Imperva RASP product lineage: Prevoty → Imperva → Thales
The lineage is the most interesting story on this page, and it explains both the product’s strengths and its current end-of-sale trajectory.
Prevoty was founded around 2013 to commercialize a runtime application self-protection approach grounded in language-theoretic security — analyzing how inputs flow through an application’s data model rather than matching known attack signatures. Imperva acquired Prevoty in 2019 and rebranded the agent as Imperva RASP, layering on the WAF integration that became the product’s signature differentiator.
Imperva itself was owned by private equity firm Thoma Bravo from 2019 onward. In December 2023, Thales Group acquired Imperva for approximately USD 3.6 billion , folding it into Thales’ cybersecurity portfolio alongside Cloud Protection & Licensing.
Through 2025, Imperva (under Thales) communicated an end-of-sale and end-of-support path for the standalone RASP product on its customer community, citing the broader “Security Anywhere” strategy that consolidates application protection around Imperva WAF, API Security, DDoS, and Bot Management. The lineage that took fifteen-plus years to build — Prevoty to Imperva to Thales — is now winding down as a standalone SKU.

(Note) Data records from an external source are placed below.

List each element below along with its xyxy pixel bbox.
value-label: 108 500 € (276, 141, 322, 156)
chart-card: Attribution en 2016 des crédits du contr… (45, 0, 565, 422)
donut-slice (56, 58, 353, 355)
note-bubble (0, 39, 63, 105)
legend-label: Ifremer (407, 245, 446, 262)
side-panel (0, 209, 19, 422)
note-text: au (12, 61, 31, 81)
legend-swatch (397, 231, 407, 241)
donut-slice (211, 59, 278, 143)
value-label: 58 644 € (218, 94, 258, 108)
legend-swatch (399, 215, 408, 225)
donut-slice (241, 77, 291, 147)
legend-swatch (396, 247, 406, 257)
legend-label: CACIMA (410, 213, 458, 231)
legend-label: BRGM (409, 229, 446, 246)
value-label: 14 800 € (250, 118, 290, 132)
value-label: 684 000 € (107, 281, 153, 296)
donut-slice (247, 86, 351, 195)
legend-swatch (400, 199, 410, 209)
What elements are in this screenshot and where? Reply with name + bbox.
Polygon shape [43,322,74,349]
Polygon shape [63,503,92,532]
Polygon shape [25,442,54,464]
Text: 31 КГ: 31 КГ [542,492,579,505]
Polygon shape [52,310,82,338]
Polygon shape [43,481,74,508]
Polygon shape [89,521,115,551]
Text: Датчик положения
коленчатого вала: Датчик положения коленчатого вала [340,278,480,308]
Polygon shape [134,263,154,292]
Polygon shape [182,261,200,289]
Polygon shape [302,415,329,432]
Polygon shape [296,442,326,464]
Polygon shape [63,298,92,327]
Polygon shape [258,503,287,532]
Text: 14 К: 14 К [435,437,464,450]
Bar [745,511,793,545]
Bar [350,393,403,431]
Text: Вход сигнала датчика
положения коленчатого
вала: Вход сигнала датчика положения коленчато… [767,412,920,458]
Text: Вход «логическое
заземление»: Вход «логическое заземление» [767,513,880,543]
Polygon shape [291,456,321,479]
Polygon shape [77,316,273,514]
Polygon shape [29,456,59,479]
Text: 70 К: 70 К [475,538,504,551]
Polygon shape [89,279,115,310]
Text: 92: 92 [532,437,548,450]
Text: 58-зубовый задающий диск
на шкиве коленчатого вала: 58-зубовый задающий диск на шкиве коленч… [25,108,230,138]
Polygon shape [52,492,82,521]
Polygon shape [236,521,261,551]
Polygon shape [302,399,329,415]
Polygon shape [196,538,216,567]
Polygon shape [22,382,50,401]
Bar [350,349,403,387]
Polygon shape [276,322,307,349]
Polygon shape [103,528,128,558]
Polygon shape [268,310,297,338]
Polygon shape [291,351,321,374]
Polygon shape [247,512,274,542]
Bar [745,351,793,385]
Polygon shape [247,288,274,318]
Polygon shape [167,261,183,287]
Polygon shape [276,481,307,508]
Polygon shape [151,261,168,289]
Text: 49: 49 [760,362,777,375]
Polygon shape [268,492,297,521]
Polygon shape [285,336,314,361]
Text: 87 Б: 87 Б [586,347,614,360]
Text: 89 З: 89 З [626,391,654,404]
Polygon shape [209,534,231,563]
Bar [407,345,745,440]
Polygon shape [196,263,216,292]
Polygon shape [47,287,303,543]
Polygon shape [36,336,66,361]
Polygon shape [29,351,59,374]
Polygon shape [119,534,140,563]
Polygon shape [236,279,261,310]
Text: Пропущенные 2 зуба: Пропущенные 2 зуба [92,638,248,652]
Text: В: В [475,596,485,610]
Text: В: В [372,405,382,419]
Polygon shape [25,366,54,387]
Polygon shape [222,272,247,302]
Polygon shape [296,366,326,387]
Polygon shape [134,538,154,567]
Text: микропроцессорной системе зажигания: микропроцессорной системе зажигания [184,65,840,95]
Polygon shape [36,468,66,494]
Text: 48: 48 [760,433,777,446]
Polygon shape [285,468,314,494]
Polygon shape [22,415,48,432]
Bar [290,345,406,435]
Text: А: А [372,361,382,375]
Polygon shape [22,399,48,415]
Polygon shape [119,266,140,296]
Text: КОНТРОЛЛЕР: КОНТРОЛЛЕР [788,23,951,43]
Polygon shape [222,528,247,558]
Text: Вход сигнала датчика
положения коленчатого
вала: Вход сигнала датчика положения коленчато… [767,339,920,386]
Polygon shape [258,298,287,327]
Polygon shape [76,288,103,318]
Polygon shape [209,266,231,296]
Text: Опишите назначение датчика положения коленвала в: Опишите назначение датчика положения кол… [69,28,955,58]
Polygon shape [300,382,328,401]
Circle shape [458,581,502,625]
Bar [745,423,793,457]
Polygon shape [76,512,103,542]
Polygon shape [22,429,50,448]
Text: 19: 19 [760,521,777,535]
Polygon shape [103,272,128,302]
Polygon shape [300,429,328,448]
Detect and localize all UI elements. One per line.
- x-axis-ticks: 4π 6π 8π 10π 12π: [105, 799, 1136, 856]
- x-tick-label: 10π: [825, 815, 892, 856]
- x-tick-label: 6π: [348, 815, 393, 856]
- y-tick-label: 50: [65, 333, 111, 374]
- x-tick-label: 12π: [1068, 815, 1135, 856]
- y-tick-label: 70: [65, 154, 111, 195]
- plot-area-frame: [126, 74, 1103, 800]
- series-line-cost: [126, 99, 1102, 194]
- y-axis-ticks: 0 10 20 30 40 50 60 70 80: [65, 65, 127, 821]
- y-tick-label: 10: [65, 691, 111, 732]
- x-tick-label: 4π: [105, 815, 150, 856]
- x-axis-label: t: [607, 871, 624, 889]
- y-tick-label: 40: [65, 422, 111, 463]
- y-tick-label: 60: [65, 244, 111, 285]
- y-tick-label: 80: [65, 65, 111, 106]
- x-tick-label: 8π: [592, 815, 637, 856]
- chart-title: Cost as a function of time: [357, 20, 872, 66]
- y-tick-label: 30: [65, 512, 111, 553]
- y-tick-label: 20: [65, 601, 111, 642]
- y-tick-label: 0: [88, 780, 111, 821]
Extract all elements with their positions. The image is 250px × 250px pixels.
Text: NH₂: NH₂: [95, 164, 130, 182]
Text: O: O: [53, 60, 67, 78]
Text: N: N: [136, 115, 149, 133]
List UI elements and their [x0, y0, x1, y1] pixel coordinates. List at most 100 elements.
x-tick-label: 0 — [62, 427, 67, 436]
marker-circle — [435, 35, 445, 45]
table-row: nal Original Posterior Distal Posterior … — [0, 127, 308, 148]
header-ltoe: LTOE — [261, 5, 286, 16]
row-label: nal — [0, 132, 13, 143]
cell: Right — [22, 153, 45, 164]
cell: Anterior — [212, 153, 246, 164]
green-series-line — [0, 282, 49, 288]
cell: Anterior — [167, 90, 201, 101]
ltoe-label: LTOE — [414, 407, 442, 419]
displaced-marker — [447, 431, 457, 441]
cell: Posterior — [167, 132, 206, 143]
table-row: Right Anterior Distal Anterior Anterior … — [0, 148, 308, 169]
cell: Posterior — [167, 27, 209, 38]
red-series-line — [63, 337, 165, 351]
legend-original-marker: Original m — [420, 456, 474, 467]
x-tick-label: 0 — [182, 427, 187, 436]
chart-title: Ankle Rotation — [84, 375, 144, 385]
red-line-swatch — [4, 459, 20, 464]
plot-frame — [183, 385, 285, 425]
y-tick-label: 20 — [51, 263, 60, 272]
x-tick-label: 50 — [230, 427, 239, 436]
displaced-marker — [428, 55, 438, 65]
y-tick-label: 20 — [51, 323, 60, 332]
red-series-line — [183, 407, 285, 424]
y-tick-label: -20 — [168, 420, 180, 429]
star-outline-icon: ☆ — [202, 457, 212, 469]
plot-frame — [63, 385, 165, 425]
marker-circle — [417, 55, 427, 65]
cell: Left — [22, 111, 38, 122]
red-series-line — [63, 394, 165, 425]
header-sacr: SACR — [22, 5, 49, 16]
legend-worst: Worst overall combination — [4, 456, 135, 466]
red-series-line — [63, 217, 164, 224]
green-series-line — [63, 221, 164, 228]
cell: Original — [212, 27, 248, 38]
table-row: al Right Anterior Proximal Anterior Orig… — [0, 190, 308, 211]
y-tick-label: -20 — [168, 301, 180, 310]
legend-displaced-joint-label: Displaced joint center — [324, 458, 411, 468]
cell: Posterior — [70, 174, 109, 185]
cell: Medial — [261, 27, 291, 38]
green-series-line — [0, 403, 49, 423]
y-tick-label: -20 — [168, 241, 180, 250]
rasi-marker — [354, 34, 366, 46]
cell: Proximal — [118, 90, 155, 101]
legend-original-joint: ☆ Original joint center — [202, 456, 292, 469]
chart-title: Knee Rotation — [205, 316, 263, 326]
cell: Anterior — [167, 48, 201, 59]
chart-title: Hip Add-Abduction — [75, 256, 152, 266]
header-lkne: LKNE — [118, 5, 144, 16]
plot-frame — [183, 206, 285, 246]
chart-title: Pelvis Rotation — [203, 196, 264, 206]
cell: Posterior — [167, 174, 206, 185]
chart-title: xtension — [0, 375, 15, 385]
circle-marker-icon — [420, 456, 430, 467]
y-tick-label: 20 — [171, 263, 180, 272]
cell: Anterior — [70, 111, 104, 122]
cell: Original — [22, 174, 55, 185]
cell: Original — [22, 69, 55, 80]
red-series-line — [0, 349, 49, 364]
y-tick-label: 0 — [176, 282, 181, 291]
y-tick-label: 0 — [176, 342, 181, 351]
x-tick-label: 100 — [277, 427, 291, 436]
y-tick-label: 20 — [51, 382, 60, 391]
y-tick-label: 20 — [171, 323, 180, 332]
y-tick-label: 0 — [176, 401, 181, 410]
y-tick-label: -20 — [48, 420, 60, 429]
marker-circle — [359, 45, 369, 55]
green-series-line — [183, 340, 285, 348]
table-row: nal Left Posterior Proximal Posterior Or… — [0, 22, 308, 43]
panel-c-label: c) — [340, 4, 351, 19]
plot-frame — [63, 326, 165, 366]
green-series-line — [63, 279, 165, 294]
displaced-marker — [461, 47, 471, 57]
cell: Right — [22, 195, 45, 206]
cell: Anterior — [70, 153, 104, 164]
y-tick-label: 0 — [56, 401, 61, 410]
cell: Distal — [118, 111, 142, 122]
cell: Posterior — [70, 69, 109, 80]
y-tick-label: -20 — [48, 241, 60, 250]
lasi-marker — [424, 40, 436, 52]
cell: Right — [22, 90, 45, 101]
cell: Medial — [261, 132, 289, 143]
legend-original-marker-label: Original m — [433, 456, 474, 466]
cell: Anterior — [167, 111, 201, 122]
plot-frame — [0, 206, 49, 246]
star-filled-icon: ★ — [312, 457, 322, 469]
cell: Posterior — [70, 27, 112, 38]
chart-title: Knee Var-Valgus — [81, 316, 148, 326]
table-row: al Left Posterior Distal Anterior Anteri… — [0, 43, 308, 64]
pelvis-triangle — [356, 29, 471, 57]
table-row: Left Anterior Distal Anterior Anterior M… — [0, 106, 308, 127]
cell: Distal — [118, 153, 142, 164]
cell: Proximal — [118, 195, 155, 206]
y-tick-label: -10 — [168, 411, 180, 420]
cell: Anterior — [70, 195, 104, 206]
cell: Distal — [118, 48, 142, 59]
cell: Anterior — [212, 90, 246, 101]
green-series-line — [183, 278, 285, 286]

Imperva RASP alternatives in 2026
Given the end-of-sale path, this is the single most important section on the page. Five realistic alternatives, ordered by how closely they match Imperva RASP’s positioning:
- Contrast Protect / ADR — broadest language coverage in the commercial RASP market (six-plus languages), deeper data-flow tracing rooted in the same lineage of runtime instrumentation. Closest replacement for organizations that valued the IAST-adjacent telemetry quality.
- Datadog Application Security — APM-coupled deployment via a single agent flag if you already pay for Datadog APM. Largest realistic landing spot for net-new RASP buyers in 2026.
- Dynatrace — single-agent runtime protection bundled into the Dynatrace observability platform; strong fit for teams already standardized on Dynatrace for APM.
- Waratek — Java-only runtime protection with a virtual-patching emphasis. Narrower than Imperva RASP on language coverage but stronger on Java-specific compliance use cases.
- Stay inside the Imperva/Thales stack — if the procurement constraint is “remain on Imperva,” the runtime story now consolidates around Imperva WAF , Imperva API Security, Imperva DDoS Protection, and Imperva Advanced Bot Protection.
For a head-to-head, see Contrast Protect vs Imperva RASP and the wider RASP tools directory .
How I evaluated Imperva RASP
I reviewed the Imperva product datasheet and runtime application self-protection page (now hosted under Thales’ web properties), the Imperva customer community post announcing the RASP end-of-sale, the Thales-Imperva acquisition press release, Gartner Peer Insights review snippets, and the in-product documentation on agent deployment. Pricing is sales-gated and not published publicly, so this review does not include per-application or per-server pricing — Imperva RASP is typically scoped per application count and bundled with Imperva WAF or the broader Imperva Application Security suite. I cross-checked the product lineage against Prevoty’s founding history and the Imperva-Prevoty 2019 acquisition announcement.